Altogether there are 12!/3!/3!/3!/3!/4! = 15400 different possible groupings of 12 elements into four sets of three each. Based on some trials with 'randperm' I estimate that only about 8.5 percent of these will be such that none of the 12 pairings in them are the same as any of the 12 pairings of the above fixed level 1 grouping. This would mean that there are only roughly thirteen hundred different sets of groupings possible for each of the the remaining four levels. For the sake of this discussion let us assume that the number is exactly 1300.

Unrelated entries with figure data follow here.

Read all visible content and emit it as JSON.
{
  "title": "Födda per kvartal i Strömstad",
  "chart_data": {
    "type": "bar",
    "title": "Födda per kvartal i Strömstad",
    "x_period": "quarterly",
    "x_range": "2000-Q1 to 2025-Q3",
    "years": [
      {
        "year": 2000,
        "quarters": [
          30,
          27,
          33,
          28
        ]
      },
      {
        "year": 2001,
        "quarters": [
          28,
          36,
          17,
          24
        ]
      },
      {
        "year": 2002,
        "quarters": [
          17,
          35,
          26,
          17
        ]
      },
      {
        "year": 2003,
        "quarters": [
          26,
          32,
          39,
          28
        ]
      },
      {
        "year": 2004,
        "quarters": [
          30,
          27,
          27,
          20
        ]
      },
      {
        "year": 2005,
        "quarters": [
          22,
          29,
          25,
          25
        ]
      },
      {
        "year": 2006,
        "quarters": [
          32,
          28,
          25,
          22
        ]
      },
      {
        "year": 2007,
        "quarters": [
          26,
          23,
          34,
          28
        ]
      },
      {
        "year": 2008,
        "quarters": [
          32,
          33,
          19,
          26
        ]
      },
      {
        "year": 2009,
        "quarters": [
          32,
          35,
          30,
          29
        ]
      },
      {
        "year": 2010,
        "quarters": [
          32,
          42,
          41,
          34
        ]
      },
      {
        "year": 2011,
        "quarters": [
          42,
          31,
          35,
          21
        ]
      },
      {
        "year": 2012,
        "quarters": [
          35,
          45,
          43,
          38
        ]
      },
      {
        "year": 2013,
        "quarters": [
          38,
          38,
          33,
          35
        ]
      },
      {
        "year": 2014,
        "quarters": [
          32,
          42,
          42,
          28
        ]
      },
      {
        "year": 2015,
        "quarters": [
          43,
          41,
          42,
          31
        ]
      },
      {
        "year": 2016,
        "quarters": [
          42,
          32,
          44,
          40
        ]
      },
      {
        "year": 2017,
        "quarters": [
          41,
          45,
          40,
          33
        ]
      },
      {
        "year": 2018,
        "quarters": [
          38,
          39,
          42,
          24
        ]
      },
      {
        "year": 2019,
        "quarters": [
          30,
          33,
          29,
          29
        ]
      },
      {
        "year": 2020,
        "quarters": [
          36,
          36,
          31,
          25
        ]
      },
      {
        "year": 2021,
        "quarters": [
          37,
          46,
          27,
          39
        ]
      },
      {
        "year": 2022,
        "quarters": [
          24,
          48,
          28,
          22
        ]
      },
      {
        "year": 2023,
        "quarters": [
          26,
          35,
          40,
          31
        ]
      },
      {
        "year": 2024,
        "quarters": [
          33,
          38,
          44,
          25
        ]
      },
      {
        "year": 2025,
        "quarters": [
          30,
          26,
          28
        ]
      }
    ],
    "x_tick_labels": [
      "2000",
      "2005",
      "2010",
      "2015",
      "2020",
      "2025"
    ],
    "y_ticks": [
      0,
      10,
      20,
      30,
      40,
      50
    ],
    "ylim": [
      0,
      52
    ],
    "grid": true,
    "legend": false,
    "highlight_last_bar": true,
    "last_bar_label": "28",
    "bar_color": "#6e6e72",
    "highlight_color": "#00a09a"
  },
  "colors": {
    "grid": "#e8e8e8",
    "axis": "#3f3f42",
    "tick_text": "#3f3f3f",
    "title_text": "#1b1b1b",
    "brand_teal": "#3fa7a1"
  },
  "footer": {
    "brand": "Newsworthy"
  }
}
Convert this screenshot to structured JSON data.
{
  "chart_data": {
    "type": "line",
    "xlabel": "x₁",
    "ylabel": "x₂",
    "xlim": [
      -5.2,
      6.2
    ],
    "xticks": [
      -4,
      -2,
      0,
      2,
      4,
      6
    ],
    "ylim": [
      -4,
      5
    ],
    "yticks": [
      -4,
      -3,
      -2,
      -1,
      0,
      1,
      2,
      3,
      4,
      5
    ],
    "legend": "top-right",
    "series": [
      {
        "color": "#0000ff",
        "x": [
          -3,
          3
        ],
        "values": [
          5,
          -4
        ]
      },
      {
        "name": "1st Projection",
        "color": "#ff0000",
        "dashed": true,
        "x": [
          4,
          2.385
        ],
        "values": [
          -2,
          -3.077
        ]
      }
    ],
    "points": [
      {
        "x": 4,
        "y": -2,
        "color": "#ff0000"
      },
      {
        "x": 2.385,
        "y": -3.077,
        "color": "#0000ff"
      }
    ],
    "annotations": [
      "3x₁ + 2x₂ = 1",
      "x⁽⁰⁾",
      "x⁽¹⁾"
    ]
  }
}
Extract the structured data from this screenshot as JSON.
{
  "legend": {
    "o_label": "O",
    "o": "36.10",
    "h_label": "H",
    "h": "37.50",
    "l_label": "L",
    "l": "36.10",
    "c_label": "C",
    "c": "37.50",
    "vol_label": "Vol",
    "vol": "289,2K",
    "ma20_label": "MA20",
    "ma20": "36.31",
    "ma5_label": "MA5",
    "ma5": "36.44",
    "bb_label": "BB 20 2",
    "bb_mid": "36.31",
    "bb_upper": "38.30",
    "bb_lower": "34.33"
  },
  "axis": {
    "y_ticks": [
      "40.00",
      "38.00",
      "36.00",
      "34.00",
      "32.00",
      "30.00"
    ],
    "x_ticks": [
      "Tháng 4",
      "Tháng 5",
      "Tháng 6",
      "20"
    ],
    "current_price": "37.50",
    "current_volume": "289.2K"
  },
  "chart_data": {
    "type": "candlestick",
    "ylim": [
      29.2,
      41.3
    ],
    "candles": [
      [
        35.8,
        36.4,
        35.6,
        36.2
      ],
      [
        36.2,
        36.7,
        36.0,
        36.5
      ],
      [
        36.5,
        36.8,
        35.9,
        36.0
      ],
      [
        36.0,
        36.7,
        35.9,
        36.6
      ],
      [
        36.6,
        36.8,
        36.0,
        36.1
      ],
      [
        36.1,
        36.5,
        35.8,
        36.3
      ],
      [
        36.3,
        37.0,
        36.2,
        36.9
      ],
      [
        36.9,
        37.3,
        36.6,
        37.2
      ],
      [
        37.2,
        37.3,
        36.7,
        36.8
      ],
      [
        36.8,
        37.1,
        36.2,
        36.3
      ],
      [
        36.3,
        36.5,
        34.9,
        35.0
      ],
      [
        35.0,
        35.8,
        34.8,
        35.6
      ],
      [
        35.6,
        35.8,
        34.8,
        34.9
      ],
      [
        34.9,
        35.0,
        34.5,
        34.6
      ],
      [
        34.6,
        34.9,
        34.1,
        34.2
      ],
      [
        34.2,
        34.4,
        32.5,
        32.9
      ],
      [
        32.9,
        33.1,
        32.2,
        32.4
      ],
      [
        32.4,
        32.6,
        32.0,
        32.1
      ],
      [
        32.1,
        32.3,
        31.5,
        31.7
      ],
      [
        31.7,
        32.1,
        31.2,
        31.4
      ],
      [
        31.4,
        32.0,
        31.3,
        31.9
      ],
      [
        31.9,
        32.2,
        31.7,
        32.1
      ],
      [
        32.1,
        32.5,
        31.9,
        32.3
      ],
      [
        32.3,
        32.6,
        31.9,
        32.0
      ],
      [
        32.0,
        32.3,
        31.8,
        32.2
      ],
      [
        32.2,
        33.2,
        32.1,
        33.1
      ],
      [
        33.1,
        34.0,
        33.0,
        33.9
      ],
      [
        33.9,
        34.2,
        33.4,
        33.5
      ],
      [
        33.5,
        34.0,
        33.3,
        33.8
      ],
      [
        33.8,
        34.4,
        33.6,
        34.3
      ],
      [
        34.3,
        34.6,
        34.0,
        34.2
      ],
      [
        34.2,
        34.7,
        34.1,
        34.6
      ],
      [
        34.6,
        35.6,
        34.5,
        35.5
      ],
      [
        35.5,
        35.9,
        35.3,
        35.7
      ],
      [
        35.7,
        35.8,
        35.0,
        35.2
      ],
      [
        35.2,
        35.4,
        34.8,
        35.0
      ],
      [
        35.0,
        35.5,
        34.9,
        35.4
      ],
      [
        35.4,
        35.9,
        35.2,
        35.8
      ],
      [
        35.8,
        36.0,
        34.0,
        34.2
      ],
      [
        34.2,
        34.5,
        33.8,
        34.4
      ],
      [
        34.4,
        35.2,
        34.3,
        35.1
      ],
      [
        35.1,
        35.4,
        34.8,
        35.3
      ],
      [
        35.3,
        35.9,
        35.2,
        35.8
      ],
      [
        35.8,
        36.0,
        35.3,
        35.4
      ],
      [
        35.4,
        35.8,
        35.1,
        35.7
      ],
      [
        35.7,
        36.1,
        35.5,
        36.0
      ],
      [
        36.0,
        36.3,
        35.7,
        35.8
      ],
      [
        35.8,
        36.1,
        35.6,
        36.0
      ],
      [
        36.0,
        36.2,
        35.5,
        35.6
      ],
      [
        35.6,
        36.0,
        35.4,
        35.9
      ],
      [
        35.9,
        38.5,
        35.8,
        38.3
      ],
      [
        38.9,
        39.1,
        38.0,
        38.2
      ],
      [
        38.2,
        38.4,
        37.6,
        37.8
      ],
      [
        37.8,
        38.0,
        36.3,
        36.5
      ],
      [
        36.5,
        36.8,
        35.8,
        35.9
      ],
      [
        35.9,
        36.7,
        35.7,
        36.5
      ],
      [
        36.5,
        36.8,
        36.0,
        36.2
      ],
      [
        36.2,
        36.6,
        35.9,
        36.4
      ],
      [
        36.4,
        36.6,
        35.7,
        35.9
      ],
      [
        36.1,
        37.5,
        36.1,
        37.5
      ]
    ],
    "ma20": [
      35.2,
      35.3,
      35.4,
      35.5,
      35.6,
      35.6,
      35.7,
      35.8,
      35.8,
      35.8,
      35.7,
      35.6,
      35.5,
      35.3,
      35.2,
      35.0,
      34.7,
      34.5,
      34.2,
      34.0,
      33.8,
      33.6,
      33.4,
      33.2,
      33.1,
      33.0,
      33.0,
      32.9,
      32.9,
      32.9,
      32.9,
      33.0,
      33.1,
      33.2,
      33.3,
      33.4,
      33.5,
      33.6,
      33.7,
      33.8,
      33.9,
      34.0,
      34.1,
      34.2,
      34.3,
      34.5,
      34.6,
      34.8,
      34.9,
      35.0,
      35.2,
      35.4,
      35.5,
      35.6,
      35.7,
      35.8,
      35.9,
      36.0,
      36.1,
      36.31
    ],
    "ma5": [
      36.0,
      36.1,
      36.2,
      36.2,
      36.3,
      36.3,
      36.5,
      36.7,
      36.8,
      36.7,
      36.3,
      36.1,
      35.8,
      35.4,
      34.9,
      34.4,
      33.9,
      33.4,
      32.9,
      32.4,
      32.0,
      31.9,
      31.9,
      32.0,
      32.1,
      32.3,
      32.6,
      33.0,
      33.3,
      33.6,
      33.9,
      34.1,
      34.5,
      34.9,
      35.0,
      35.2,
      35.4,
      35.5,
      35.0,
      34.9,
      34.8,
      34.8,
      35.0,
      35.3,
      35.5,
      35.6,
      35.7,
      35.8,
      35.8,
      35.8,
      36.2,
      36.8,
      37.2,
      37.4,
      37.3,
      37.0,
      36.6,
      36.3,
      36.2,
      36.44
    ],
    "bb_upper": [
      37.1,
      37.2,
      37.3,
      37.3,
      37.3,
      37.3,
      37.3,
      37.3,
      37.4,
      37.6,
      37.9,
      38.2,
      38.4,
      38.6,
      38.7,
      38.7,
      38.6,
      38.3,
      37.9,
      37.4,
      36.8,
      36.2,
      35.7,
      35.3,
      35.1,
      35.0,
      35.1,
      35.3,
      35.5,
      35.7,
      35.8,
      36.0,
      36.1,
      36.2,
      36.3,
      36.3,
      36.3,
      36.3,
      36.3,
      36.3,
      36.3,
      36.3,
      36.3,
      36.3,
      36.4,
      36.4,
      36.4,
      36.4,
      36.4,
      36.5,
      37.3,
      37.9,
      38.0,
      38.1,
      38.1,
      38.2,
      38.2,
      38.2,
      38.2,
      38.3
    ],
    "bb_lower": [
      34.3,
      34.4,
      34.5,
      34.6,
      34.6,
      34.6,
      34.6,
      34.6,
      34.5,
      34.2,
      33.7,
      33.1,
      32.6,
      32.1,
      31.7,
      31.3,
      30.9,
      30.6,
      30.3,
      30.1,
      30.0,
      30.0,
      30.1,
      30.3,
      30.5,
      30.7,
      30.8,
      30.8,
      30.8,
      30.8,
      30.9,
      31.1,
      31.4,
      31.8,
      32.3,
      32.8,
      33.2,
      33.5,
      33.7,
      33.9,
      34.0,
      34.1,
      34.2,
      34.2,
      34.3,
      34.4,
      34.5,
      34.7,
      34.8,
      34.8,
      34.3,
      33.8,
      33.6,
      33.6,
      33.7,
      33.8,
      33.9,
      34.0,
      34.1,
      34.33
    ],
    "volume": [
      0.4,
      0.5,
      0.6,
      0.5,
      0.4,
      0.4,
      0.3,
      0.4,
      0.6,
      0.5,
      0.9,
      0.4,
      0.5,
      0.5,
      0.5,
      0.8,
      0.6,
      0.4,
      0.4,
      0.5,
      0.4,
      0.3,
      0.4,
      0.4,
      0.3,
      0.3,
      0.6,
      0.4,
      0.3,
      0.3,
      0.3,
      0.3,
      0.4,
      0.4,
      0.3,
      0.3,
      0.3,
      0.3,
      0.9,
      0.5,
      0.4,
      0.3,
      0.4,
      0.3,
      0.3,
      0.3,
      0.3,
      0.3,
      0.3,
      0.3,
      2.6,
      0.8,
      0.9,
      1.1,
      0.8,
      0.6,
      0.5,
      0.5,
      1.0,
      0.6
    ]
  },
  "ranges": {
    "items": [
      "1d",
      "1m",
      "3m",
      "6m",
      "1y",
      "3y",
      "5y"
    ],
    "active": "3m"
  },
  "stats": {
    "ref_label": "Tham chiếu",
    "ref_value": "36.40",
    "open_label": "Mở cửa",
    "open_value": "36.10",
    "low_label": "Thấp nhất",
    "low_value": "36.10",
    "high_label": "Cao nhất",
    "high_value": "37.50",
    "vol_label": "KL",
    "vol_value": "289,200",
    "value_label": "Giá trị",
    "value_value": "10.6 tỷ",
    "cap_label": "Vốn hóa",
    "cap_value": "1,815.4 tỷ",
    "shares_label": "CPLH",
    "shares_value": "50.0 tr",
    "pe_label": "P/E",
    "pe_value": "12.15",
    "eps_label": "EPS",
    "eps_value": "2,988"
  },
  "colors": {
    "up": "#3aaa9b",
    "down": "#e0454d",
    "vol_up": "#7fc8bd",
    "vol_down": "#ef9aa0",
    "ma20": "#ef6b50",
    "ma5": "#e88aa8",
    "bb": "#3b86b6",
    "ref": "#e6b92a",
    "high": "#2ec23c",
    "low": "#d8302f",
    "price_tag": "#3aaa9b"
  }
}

Skipping over the necessary code to achieve the following, it is quite reasonable to obtain a logical array, call it L, with (about) 1300 rows and 54 columns which consists of all the above groupings which are compatible with the fixed level one grouping - that is, no element is a member of two groups. The 54 columns correspond to all the possible pairings exclusive of the 12 that occur in level 1. For each possible grouping the elements of its row should be true for the positions of the 12 pairings that occur in that grouping and false for all others.
Such a logical array can then be used to obtain all possible solutions for the four remaining level groupings using four nested for-loops.
N = size(L,1);
for k1 = 1:N-3
r1 = L(k1,:);
for k2 = k1+1:N-2
r2 = L(k2,:);
if ~any(r1&r2)
r2 = r1|r2;
for k3 = k2+1:N-1
r3 = L(k3,:);
if ~any(r2&r3)
r3 = r2|r3;
for k4 = k3+1:N
r4 = L(k4,:);
if ~any(r3&r4)
% If this point is reached, we have found a solution
% The k1,k2,k3,k4 values should be stored somewhere
end
end
end
end
end
end
end
It is this set of nested for-loops that will require the most computation time, and it will undoubtedly be an extended time. However, note that though execution will enter the second for-loop for each value of k1, it will enter the third loop for only a fraction of the k2 values, and of these only a very tiny fraction of the k3 will enter the fourth loop. It remains to be seen if any solutions at all will be found within this fourth loop. For this reason the execution time may not be as long as might be thought at first sight of this deeply nested code along with the size of N.
Whatever solutions are found can be said to be all that are possible with the understanding that, as mentioned above, all other solutions can be obtained by like permutations of the elements of all five levels of groupings and by permutations among the five levels themselves.